Pio Esposito segna, l'Italia del futuro risponde presente: 1-0 al Lussemburgo
LUSSEMBURGO-ITALIA 0-1 (p.t. 0-0)
49' Pio Esposito (I)
Quarantotto Nazionali stanno ultimando i preparativi per imbarcarsi verso il Nord America. L'Italia, rimasta fuori per la terza volta consecutiva, ha scelto di usare questo strano limbo pre-Mondiale per qualcosa di diverso: testare una generazione. E la scelta di Silvio Baldini di schierare un gruppo quasi integralmente Under 21 allo Stade de Luxembourg si è rivelata quanto di più sensato si potesse fare nelle circostanze date. L'0-1 ai danni del Lussemburgo porta la firma di chi, tecnicamente, è un "vecchio" di questa compagnia: Pio Esposito è classe 2005, ma in termini di militanza azzurra ha già accumulato un bagaglio che pochi suoi coetanei possono vantare.
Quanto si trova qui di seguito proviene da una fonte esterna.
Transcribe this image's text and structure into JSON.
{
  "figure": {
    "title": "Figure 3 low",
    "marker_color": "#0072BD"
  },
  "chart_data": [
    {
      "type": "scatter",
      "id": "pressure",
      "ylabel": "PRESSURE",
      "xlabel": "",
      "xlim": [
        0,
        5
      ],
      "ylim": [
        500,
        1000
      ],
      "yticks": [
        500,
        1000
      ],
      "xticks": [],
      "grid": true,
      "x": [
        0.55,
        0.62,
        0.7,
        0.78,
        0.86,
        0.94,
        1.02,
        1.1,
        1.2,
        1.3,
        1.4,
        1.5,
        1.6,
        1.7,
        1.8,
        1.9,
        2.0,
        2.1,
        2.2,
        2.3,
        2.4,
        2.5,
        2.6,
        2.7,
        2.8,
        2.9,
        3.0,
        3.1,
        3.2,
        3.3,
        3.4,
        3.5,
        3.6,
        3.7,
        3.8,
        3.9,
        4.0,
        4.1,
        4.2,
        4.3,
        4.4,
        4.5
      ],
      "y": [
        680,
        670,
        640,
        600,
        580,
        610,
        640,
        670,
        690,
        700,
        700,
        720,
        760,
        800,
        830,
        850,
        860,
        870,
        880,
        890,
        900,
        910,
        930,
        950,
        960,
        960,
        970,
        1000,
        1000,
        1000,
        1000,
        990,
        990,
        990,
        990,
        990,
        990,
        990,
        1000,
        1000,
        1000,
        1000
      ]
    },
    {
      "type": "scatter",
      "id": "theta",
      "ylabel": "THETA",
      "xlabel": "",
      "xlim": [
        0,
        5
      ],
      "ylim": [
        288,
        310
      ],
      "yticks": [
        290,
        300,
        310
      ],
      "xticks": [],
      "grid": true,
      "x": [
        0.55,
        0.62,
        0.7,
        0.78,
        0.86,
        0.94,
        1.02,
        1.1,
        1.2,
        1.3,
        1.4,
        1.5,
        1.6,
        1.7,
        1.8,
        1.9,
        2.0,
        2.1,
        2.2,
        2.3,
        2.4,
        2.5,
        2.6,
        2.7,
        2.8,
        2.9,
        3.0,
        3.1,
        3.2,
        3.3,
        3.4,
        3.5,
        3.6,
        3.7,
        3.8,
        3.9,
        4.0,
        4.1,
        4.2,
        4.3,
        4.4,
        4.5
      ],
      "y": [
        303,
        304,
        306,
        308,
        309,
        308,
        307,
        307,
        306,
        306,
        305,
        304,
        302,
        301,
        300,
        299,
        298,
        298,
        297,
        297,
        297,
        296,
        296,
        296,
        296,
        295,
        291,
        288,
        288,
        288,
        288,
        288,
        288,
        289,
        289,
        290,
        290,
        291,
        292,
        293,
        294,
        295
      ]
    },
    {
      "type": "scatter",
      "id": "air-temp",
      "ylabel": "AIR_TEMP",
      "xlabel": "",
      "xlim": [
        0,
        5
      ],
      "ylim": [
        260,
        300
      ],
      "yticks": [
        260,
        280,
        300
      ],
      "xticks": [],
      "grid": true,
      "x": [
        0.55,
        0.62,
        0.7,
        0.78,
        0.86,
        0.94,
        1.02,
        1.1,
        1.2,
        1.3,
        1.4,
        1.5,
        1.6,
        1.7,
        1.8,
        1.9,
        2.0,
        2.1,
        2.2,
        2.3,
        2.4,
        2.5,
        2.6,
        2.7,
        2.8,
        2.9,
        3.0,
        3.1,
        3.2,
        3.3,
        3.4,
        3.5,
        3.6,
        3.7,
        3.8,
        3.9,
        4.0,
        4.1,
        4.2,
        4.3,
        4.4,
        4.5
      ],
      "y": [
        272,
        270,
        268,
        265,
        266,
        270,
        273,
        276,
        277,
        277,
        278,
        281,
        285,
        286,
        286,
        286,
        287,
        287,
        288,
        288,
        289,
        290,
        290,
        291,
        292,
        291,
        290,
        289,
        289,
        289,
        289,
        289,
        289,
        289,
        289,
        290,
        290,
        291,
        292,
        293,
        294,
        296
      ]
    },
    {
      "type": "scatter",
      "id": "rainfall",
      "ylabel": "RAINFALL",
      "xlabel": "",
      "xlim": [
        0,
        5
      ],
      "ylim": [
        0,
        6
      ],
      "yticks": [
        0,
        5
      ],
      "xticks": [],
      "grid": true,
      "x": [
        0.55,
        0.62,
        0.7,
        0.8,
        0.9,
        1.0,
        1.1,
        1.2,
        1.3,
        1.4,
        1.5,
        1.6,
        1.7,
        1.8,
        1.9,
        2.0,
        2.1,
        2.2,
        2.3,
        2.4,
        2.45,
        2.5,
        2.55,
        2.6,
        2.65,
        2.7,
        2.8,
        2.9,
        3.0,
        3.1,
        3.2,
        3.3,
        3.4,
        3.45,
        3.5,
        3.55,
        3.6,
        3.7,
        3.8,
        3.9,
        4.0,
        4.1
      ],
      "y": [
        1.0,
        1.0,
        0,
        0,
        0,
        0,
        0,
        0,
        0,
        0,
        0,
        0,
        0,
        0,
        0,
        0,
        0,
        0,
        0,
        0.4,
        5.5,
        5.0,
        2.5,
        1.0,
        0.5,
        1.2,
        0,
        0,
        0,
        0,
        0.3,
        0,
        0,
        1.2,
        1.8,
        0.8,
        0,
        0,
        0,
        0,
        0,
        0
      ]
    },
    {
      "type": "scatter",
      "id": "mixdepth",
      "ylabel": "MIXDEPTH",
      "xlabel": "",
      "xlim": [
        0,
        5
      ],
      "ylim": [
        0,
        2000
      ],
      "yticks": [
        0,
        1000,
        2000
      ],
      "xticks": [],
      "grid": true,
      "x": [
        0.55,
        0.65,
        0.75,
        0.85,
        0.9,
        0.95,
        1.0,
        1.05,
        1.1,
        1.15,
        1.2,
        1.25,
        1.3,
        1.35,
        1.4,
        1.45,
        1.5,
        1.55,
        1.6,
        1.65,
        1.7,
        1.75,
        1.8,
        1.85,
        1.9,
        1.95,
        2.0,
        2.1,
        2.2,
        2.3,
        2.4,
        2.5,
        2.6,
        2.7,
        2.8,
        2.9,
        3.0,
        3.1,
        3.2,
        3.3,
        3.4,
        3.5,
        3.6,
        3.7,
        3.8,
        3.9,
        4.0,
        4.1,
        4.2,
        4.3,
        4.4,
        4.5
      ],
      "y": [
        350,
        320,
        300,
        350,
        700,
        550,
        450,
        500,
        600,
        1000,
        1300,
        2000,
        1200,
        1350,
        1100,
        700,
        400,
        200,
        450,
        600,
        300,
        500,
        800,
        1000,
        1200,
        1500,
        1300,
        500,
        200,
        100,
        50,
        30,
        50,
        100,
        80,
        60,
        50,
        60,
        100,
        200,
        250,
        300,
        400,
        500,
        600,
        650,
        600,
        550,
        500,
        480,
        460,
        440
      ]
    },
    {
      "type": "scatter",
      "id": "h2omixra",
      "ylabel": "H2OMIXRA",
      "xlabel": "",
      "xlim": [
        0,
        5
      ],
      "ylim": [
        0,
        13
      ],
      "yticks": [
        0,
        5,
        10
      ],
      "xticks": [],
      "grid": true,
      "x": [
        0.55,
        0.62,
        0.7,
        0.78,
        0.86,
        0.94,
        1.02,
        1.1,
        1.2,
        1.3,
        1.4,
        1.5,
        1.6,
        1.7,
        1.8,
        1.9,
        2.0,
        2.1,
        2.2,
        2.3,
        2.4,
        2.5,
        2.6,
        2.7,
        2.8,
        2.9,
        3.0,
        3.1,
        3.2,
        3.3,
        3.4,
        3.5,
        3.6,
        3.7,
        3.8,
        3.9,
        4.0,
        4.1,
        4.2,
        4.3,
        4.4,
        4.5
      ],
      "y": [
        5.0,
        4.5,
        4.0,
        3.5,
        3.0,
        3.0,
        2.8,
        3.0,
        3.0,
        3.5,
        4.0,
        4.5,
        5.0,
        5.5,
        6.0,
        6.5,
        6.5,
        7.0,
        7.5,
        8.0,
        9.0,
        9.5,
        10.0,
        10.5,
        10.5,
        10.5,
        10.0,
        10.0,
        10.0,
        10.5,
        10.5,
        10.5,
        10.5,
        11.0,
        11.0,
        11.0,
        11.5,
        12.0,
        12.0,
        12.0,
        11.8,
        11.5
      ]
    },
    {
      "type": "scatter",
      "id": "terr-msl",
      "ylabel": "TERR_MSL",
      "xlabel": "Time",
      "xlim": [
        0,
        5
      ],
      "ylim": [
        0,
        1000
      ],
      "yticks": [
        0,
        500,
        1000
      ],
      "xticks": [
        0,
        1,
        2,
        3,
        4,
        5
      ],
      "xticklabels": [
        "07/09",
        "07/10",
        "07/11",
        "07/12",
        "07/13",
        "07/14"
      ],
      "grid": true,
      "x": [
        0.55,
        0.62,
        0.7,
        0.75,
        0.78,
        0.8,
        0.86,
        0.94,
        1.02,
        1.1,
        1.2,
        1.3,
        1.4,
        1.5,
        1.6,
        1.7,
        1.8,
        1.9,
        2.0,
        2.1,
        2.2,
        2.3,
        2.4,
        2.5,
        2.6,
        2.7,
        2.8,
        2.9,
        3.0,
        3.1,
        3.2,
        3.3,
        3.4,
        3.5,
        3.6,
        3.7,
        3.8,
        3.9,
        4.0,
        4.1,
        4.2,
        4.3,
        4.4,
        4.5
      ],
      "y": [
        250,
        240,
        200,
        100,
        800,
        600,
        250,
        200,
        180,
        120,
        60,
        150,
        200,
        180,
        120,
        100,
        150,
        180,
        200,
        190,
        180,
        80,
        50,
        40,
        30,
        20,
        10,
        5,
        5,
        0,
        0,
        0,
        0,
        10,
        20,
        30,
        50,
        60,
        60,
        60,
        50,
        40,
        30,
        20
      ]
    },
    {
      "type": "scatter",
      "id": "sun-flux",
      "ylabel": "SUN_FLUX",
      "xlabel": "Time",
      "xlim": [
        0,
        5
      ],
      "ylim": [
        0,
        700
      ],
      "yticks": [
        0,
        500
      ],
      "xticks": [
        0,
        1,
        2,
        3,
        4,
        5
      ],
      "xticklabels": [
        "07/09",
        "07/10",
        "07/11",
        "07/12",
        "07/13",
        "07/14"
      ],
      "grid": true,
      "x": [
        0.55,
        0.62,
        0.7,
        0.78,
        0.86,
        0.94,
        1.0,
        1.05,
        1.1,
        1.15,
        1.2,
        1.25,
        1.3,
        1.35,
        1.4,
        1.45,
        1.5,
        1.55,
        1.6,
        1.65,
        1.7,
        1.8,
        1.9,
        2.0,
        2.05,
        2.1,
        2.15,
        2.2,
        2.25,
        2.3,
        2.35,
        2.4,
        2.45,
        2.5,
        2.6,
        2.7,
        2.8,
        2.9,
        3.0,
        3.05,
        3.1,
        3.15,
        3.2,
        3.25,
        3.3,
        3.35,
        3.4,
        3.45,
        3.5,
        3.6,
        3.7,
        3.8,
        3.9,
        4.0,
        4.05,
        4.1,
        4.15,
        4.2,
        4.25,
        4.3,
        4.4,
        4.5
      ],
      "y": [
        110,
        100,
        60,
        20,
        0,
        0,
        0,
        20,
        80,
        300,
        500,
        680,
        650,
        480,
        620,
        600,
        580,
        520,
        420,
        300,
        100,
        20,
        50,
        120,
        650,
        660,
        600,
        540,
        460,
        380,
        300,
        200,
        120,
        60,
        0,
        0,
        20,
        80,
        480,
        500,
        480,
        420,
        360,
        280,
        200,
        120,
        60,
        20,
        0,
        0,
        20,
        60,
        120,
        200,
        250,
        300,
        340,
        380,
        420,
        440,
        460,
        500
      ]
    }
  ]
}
Un'anzianità relativa, per un ragazzo di vent'anni, che però è già il punto fermo di questa nuova Italia.
IL GOL CHE VALE UNA DIREZIONE - La rete al 49', firmata dall'attaccante dell'Inter, è molto più di un semplice episodio risolutivo: è la proiezione di uno scenario che si ripeterà con ogni probabilità nei prossimi anni. Sugli sviluppi di un calcio d'angolo battuto da Niccolò Pisilli, il centravanti di Castellammare di Stabia ha trovato il pertugio giusto per sbloccare una partita che faticava a prendere la piega giusta. La combinazione tra i due, l'interista e il centrocampista della Roma, ha subito fatto capire dove risiede il nucleo di talento su cui costruire il futuro azzurro: entrambi possono vantare un minutaggio considerevole in questa Serie A, e si vede.
IL SISTEMA DI BALDINI E I SEGNALI DALLA DIFESA - Il 4-3-3 scelto dal commissario tecnico ad interim ha retto abbastanza bene di fronte a un avversario di modesto spessore, ma ha consentito di verificare dettagli importanti. Fra i più convincenti della serata, accanto alla coppia Esposito-Pisilli, si è distinto anche Davide Bartesaghi: il terzino del Milan, sulla fascia sinistra, ha proposto qualità e corsa con una continuità che non passa inosservata. Non è un caso che la Nazionale più giovane di sempre varata da Baldini abbia trovato tra i propri terminali più pericolosi proprio il prodotto del settore giovanile rossonero.
IL PRECEDENTE DEL 2014 E L'AUSPICIO - La curiosità storica non manca: l'ultima volta che queste due Nazionali si erano incontrate era il giugno del 2014, con l'1-1 di Perugia — quella volta con la formazione titolare, nell'ultimo test prima del Mondiale brasiliano poi concluso con un'eliminazione al girone. Un precedente che non aveva portato fortuna. Questa volta la musica è cambiata, il risultato anche, e non sarebbe del tutto irragionevole leggere nella vittoria di stanotte un segnale più benigno sul percorso che attende questa generazione.
Il Mondiale 2026 si gioca senza di noi. Ma l'Italia che verrà ha già un volto, e stasera a Lussemburgo ha mosso i primi passi con discreta sicurezza. Le basi ci sono. Ora serve tempo — e che Marco Palestra e i suoi compagni di generazione vengano messi nelle condizioni di crescere senza fretta.